One such device is disclosed in U.S. Pat. No 4783690. This is a power semiconductor device comprising plurality of vertical doubled-diffused insulated gate transistors (DMOS cells) each having two kinds of well regions: a deep well region not wide enough to reach under a gate electrode and intended primarily to prevent a punch-through at a source region, and a channel well region shallower than the above well region and reaching a channel region immediately under the gate electrode to determine the threshold voltage of that channel region.
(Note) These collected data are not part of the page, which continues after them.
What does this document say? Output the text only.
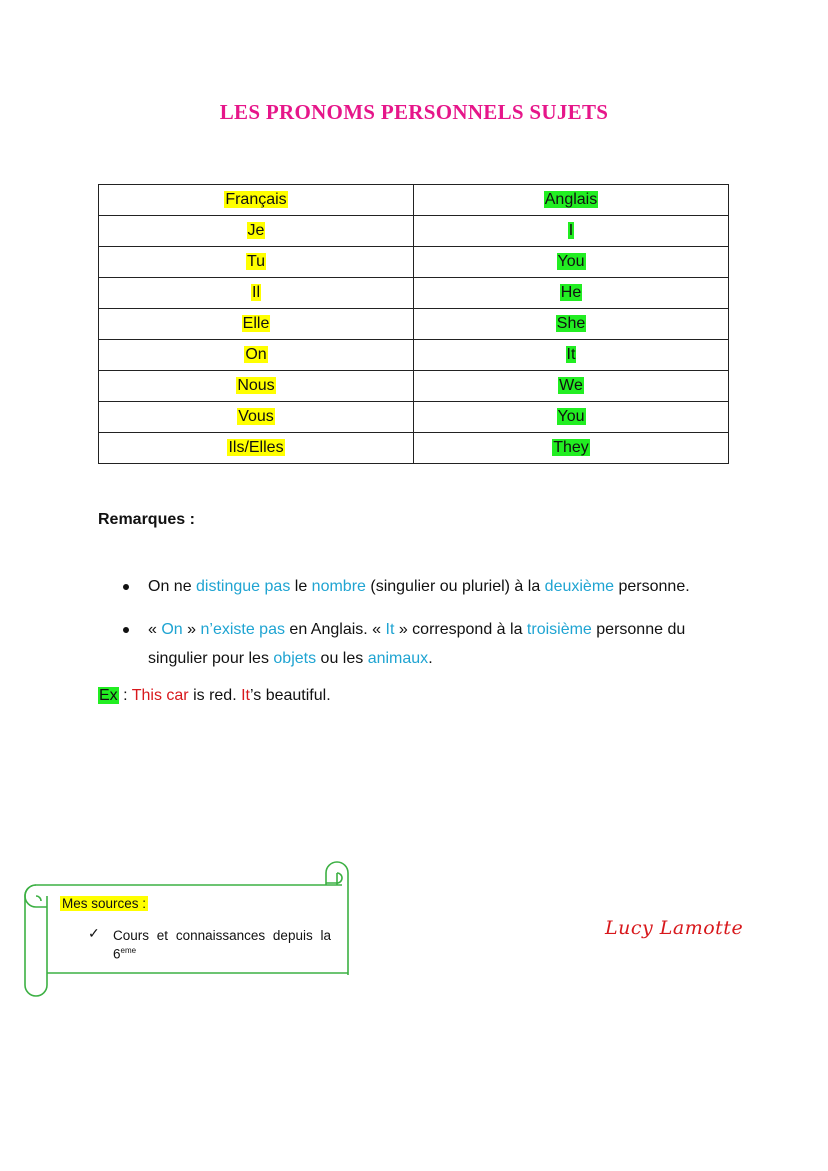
LES PRONOMS PERSONNELS SUJETS
Français	Anglais
Je	I
Tu	You
Il	He
Elle	She
On	It
Nous	We
Vous	You
Ils/Elles	They
Remarques :
On ne distingue pas le nombre (singulier ou pluriel) à la deuxième personne.
« On » n’existe pas en Anglais. « It » correspond à la troisième personne du
singulier pour les objets ou les animaux.
Ex : This car is red. It’s beautiful.
Mes sources :
✓ Cours et connaissances depuis la
6eme
Lucy Lamotte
The disclosed device has a principal current part having a plurality of integrated DMOS cells, and a current detection part having a plurality of integrated DMOS cells and branching part of the current flowing through the device for current detection. The principal current part and the current detection part Share the substrate as their drain. Gate electrodes are fed with the same potential, and source regions are incorporated in different channel regions to divide the source current therebetween. Because the DMOS cells of the principal current part and of the current detection part are formed in the same shape on the same chip using the same process, the current flowing through the principal current part is estimated using a source follower resistance to detect the current flowing through the DMOS cells constituting the current detection part.
When a power Semiconductor device is in use, its drain electrode is vulnerable to a surge voltage as well as to a fly-back voltage from driving under, a reactance load. The device is protected from such overvoltages generally by suitable means for breaking down the parasitic diode formed by a PN junction between the drain and well regions. In this manner, the voltage applied to the power semiconductor device is fixed in a safe operating range of the device.
One disadvantage of the disclosed semiconductor device having a current detecting function is a possible destruction of DMOS cells in its current detection part. The destruction can occur as follows: because the well region of the current detection part and that of the principal current part are formed in the same shape using the same process, the vertical reach-through voltage of one region is the same as that of the other region. That is, a reach-through occurring in the principal current part will likely entail a concurrent reach-through in the current detection part. Hence the possible destruction of DMOS cells in the current detection part having a lower current capacity than the DMOS cells in the principal current part.